Il Gatto                                 Ottobre 2016

Lo chiamavano ‘ Giovanni il treno’. GT, per abbreviare. Percorreva in sette minuti, da un capo all’altro, la strada diritta che attraversa il paese. Camminava  guardando a terra, a passo lesto sempre uguale, quasi le gambe andassero per conto proprio seguendo una cadenza precisa, indipendenti dalla sua volontà.
Nulla lo fermava o lo faceva rallentare; scansava qualsiasi ostacolo, soprattutto le persone. Doveva arrivare.
Dalla casa famiglia alla stazione e viceversa, per tre volte al giorno, a orari talmente precisi che sul passaggio di GT ci si poteva regolare l’orologio.
GT era ospite della Casa da qualche mese. Nessuno era mai riuscito a parlargli, nessuno sapeva se davvero si chiamasse  Giovanni, ma in fondo, cosa importava? Il paese ormai l’aveva battezzato “ Giovanni il treno” ed era cosa fatta.
I soliti buontemponi un giorno scommisero che durante il passaggio del pomeriggio, non solo sarebbero riusciti a fermare l’uomo, ma addirittura lo avrebbero convinto a bere una birra con loro.
All’ora stabilita in quattro uscirono dal bar, dove soggiornavano assai volentieri, e si misero di traverso sul marciapiede, sbarrandogli il passo di colpo.
La mossa di GT li mise subito fuori gioco. Scansò, dribblò, balzò giù dal marciapiede, li aggirò, risalì sul marciapiede dopo averli superati. Senza interrompere il passo, senza rallentare, senza accelerare.
Senza neanche accorgersi, forse, della macchina che sopraggiungeva, dello stridere dei freni, dell’uomo alla guida che inchiodata l’auto a un passo da lui, appariva impietrito, che se l’era già visto sotto le ruote.
I quattro buontemponi rimasero senza parole. Gli astanti li coprirono di insulti.
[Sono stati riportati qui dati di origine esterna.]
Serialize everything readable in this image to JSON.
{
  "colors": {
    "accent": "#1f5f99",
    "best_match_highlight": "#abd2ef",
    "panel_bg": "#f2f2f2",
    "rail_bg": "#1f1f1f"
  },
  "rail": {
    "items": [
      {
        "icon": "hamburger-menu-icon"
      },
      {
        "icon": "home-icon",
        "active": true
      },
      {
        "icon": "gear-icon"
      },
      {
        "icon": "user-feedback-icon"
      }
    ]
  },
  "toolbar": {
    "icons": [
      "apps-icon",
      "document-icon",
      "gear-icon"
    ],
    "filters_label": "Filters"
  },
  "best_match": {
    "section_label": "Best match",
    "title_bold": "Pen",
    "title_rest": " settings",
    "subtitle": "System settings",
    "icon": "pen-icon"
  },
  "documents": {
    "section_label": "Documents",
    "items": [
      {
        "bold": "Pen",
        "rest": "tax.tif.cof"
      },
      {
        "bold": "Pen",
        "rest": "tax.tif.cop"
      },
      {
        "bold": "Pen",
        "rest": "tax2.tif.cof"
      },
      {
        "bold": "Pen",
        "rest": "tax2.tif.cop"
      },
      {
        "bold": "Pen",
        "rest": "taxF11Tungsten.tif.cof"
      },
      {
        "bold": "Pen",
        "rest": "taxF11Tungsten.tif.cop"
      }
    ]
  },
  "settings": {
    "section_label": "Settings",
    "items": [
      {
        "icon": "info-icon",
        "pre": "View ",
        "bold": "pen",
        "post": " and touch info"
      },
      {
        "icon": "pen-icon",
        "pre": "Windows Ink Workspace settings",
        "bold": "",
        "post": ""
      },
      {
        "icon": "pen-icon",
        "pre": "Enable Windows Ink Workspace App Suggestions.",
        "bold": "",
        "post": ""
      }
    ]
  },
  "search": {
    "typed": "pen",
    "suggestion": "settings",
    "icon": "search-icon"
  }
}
Ritornò la consuetudine.
Un giorno di primavera, durante il passaggio del mattino, GT si fermò.  Intorno, tutto si fermò con lui.
L’uomo stava lì, immobile, accanto ad un cassonetto per la raccolta della carta.
Dapprima nessuno comprese il motivo di quella sosta improvvisa, poi qualcuno si accorse che da sotto il cassonetto spuntava il muso minuscolo di un gattino, talmente piccolo che si intravedeva appena. GT rimaneva vicino al cassonetto e non si muoveva, sembrava che neanche respirasse: guardava il piccolo animale come ipnotizzato, e un capannello di persone guardava lui, aspettando un cenno, una mossa, qualcosa che sbloccasse la situazione.
Poi un signore sulla sessantina si fece avanti…”lo vuoi prendere?” chiese.
GT fece segno di sì con un cenno del capo e attese, senza un movimento, solamente un poco sbilanciato in avanti, come a tradire una certa trepidazione. Quando ebbe il gattino tra le mani gli dissero “ attento, è così piccolo, non fargli male…” e lui fece no con la testa, mentre lo accarezzava delicatamente con due dita.
Per due giorni “Giovanni il treno” sparì dalla circolazione, poi lo si rivide, puntualissimo, al passaggio del mattino. Portava una sporta da cui spuntava il musetto del gatto, gli occhi gialli come topazi, perfettamente a suo agio.
Lui guardava diritto davanti a sé e sorrideva.